Investment Commentary – March 14th, 2017

Market Indices as of Market Close March 14th, 2017
Dow 20,837 (5.88% YTD)
S&P 2,361 (5.76% YTD)
NASDAQ 5,856 (8.37% YTD)
Gold $1,198 (52 Week Low $1,127 High $1,387)
OIL $47.94 (52 Week Low $40.97 High $56.92)
US 10Y Treasury 2.597 (15.23% YTD)
Barclay Bond Aggregate (-0.49% YTD) Our new reporting index to include broad market bond performance

Stocks close lower as weak energy shares drag
U.S. stocks retreated Tuesday as energy shares sold off on the back of weak crude oil prices. April West Texas Intermediate crude CLJ7, -0.93% fell for a seventh session, shedding 68 cents, or 1.4%, to settle at $47.72. Market sentiment also remained cautious as Federal Reserve’s monetary policy meeting got underway. The S&P 500 SPX, -0.34% fell 8 points, or 0.3%, to close at 2,365 as the energy sector dropped 1.1%. The Dow Jones Industrial Average DJIA, -0.21% shed 44 points, or 0.2%, to end at 20,837 while the Nasdaq Composite Index COMP, -0.32% declined 18 points, or 0.3%, to close at 5,856.

This past week’s leaders include Healthcare, technology and consumer goods. Laggards include basic materials, utilities and oil.

Around the Market headlines

OIL SLIDE: Crude oil prices dropped about 9% for the week amid fresh evidence of growing U.S. stockpiles.
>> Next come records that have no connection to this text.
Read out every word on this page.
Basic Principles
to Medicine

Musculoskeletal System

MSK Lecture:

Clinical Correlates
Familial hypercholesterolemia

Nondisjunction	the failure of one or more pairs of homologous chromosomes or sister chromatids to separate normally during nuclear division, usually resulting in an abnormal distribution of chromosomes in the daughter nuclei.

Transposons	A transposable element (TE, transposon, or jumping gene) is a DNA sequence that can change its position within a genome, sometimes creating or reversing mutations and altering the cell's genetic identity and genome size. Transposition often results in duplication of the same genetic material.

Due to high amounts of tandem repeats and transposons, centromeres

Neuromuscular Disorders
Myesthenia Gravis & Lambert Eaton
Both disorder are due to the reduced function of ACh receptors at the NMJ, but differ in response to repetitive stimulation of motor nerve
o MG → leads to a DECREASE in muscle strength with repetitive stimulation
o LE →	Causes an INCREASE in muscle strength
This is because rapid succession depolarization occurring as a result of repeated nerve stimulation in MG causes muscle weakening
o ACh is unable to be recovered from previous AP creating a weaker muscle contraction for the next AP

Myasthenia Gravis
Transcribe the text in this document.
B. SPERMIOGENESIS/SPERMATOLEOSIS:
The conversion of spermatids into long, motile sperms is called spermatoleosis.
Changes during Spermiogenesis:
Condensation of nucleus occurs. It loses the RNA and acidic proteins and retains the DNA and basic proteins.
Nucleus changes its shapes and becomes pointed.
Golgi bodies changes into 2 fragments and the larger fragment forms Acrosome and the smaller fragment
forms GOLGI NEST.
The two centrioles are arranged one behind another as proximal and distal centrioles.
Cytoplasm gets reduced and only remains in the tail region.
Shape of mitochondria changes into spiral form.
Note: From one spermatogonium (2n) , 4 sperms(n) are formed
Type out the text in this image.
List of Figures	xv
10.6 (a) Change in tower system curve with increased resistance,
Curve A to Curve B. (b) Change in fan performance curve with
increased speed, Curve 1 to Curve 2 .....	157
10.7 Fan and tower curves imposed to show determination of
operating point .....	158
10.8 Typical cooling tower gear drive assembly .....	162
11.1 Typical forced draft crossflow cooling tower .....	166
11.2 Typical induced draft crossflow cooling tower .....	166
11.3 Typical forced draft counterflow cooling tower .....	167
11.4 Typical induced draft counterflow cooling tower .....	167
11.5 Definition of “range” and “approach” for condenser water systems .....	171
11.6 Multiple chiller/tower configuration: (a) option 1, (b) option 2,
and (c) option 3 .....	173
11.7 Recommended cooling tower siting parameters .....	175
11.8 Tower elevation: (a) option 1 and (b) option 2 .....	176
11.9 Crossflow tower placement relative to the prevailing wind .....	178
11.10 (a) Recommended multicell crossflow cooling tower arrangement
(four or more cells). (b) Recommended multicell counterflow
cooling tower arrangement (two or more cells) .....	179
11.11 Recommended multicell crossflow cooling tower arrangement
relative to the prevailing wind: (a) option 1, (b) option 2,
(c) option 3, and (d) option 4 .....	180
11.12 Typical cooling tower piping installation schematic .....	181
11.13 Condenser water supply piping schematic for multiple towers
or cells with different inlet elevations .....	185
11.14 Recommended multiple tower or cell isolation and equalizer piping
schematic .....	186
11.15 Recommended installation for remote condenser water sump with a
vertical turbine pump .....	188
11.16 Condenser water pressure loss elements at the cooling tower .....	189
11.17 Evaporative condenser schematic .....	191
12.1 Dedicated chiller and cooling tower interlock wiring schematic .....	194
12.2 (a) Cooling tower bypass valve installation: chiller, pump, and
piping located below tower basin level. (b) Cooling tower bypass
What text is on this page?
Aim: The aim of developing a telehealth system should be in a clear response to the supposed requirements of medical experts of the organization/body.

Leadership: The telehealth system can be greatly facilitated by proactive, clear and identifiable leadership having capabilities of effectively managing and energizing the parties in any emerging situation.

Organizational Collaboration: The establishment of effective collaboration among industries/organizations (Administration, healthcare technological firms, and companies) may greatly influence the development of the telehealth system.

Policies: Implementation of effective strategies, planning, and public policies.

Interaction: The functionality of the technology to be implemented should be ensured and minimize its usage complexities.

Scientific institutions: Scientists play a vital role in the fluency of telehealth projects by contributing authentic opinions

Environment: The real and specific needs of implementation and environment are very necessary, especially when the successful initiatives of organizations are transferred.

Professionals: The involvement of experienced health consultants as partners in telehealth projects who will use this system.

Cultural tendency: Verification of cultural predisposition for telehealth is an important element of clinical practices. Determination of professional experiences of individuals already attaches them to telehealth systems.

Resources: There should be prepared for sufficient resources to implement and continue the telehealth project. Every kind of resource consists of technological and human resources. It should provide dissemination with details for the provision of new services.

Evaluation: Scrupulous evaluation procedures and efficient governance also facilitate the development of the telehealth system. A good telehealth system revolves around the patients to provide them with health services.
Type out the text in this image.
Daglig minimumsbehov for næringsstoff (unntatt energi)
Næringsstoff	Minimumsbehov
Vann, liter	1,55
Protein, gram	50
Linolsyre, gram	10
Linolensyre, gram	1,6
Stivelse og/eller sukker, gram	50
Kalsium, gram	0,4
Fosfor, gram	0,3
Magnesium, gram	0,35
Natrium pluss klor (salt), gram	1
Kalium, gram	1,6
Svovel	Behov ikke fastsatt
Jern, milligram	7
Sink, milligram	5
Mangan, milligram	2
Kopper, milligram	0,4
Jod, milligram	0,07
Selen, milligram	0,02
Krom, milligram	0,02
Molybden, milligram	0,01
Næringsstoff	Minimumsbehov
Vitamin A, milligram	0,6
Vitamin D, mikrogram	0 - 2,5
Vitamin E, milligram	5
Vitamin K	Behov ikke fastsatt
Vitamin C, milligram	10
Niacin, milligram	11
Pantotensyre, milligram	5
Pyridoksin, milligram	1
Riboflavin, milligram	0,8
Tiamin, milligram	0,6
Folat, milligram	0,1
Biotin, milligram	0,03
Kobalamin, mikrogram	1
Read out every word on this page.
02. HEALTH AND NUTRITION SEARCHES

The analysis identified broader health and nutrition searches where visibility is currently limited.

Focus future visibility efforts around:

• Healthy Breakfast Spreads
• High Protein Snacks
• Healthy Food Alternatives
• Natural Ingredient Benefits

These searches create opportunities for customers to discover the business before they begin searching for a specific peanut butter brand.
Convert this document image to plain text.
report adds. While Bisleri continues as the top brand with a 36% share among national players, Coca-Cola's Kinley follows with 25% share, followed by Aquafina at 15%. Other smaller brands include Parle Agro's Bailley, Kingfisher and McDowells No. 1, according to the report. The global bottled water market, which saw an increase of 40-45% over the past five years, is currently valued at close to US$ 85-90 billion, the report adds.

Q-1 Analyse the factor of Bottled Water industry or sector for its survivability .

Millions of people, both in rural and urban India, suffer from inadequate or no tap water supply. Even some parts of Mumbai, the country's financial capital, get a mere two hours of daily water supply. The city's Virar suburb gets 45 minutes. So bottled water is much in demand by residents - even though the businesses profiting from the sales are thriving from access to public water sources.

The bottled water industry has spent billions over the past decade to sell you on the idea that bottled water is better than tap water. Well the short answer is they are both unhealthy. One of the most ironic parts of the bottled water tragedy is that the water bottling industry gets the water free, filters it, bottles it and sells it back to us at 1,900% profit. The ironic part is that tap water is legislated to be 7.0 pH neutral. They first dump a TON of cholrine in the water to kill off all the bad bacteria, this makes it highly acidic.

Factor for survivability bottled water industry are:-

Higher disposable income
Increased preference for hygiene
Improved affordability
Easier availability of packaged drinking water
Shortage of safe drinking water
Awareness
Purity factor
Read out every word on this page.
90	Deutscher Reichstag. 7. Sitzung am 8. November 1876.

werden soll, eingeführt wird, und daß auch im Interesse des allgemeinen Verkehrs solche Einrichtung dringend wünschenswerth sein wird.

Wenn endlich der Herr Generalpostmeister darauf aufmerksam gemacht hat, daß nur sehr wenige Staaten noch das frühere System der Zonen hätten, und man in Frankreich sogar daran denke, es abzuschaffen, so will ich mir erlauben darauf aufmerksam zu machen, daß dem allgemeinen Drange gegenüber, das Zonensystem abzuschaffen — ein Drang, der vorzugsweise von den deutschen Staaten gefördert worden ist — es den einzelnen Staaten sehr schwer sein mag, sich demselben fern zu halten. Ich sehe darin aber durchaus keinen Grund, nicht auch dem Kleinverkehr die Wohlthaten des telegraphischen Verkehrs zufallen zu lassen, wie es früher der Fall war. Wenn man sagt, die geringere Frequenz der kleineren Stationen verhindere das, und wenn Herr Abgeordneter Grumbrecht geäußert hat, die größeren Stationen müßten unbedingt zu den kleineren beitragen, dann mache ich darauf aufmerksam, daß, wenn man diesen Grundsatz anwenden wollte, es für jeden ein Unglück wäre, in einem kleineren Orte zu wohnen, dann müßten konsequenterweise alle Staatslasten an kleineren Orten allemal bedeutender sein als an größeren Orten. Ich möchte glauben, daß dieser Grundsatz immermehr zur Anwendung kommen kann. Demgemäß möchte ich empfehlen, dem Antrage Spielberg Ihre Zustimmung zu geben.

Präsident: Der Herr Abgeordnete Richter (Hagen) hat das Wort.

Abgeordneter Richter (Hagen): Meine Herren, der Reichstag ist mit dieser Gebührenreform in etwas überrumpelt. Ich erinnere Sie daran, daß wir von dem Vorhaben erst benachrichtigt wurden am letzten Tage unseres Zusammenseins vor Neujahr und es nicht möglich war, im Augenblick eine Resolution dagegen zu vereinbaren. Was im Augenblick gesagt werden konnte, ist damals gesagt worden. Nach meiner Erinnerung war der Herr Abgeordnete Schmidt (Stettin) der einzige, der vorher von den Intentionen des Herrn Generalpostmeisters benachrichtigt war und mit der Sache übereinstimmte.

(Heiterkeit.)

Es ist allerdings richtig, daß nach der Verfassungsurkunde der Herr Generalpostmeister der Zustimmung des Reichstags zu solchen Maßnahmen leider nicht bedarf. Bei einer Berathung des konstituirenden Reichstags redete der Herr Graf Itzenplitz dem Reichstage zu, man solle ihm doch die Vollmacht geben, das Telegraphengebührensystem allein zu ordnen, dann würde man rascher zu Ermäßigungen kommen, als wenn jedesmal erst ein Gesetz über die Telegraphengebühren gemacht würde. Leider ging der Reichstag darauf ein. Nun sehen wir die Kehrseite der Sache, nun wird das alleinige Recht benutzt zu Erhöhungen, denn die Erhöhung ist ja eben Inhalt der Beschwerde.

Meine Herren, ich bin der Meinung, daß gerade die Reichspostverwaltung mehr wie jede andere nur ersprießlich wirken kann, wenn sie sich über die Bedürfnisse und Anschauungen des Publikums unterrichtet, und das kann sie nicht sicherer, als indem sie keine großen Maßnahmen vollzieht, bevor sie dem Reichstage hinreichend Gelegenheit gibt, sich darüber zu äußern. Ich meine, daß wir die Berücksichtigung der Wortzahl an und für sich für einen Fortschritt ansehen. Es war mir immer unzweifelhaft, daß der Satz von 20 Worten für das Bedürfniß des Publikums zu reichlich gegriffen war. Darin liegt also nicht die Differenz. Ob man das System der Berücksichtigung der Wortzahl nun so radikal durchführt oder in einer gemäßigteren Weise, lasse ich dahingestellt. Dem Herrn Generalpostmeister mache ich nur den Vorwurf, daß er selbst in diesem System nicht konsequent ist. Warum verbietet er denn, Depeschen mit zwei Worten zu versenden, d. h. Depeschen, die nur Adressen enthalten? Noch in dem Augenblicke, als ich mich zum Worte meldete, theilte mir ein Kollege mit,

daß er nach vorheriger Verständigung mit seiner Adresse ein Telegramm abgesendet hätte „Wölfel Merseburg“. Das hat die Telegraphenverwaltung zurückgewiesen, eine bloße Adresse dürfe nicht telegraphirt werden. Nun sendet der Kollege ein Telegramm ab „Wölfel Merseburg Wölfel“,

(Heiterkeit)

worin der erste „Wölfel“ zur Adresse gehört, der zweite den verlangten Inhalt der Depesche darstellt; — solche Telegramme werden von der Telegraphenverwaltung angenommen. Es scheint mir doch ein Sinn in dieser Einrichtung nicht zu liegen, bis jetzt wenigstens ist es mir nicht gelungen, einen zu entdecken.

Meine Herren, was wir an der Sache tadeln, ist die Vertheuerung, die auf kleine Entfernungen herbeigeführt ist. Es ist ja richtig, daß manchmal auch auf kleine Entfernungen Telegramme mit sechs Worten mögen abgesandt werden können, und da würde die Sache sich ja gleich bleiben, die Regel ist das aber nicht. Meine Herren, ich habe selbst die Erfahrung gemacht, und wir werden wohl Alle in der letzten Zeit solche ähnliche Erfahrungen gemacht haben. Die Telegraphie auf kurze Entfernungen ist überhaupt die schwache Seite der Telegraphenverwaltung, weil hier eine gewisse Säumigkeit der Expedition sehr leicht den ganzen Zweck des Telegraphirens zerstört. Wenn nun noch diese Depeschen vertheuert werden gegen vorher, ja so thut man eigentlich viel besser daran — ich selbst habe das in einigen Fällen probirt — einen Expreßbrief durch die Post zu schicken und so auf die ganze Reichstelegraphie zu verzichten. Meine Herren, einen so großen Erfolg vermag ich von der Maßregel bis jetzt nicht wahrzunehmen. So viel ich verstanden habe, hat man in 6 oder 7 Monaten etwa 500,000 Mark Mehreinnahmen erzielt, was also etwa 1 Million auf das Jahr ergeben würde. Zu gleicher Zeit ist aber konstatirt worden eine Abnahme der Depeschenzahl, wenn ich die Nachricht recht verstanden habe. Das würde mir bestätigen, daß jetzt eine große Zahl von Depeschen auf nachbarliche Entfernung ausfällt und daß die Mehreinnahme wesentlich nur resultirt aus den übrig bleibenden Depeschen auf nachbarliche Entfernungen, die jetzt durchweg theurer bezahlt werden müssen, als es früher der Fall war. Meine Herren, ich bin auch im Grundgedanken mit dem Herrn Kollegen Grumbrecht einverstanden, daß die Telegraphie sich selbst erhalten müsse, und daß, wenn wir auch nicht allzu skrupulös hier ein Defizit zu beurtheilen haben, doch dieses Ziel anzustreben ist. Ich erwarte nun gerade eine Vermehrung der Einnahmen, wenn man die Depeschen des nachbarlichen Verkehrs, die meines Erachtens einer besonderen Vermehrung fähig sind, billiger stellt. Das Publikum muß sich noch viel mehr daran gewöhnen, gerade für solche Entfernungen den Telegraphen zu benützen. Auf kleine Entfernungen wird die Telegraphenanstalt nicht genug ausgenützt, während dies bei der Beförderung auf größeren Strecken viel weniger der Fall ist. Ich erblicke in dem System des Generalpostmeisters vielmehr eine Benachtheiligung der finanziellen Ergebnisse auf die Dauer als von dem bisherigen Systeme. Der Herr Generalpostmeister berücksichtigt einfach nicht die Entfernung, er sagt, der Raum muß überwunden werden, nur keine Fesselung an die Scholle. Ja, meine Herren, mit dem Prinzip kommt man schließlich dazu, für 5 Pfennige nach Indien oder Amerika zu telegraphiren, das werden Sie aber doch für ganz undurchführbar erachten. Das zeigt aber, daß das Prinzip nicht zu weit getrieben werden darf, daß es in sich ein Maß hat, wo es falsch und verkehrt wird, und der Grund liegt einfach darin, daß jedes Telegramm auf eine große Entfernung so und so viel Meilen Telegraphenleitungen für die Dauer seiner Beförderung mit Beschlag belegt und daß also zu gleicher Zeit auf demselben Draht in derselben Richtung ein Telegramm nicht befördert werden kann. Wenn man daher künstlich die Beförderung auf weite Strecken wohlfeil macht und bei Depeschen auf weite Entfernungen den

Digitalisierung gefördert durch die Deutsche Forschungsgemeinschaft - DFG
The prices of U.S. crude fell below $50 on Thursday for the first time this year, and the cumulative decline on Wednesday and Thursday was the biggest two-day drop since June 2016.

ENERGY DRAIN: The decline in oil prices weighed on shares of energy stocks and the broader market. Stocks posted modest declines on the first three days of the week before making a modest comeback on Thursday and Friday.

JOBS STRENGTH: Friday’s monthly employment report was strong on several fronts, as the 235,000 jobs added in February exceeded analysts’ expectations, the estimate of previous months’ gains was revised upward, and the unemployment rate slipped from 4.8% to 4.7%.

YIELDS CLIMB: Recent economic gains and expectations of an interest-rate hike led to a sell-off in the bond market, sending yields higher. The yield of the 10-year U.S. Treasury bond climbed to 2.60% on Thursday, its highest level of the year and close to its highest level since mid-2014.

EURO TIGHTENING?: The European Central Bank on Thursday kept key interest rates unchanged and made no changes to its bond-buying economic stimulus program. ECB President Mario Draghi said that the central bank was becoming more optimistic about economic growth across Europe, fueling expectations that the ECB could become less inclined to approve additional stimulus.

THIS DAY IN FINANCIAL HISTORY: March 14th, 1946 UAW GM Agree To End Strike
175,000 members of the United Auto Workers (UAW) union agreed to go back to work after General Motors offered an increase in wages. However, nationwide price increases and subsequent inflation soon wiped out any gains made by the workers.

On tap for the rest of the week:
Wednesday: U.S. Federal Reserve Board concludes two-day meeting, Chair Janet Yellen holds press conference; Consumer Price Index, U.S. Bureau of Labor Statistics; retail sales, business inventories, U.S. Census Bureau
Thursday: Housing starts, U.S. Census Bureau; Job Openings and Labor Turnover Survey, U.S. Bureau of Labor Statistics
Friday: Thomson Reuters/University of Michigan Index of Consumer Sentiment, preliminary result; industrial production and capacity utilization, U.S. Federal Reserve

The views presented are not intended to be relied on as a forecast, research or investment advice and are the opinions of the sources cited and are subject to change based on subsequent developments. They are not a recommendation, offer or solicitation to buy or sell any securities or to adopt any investments.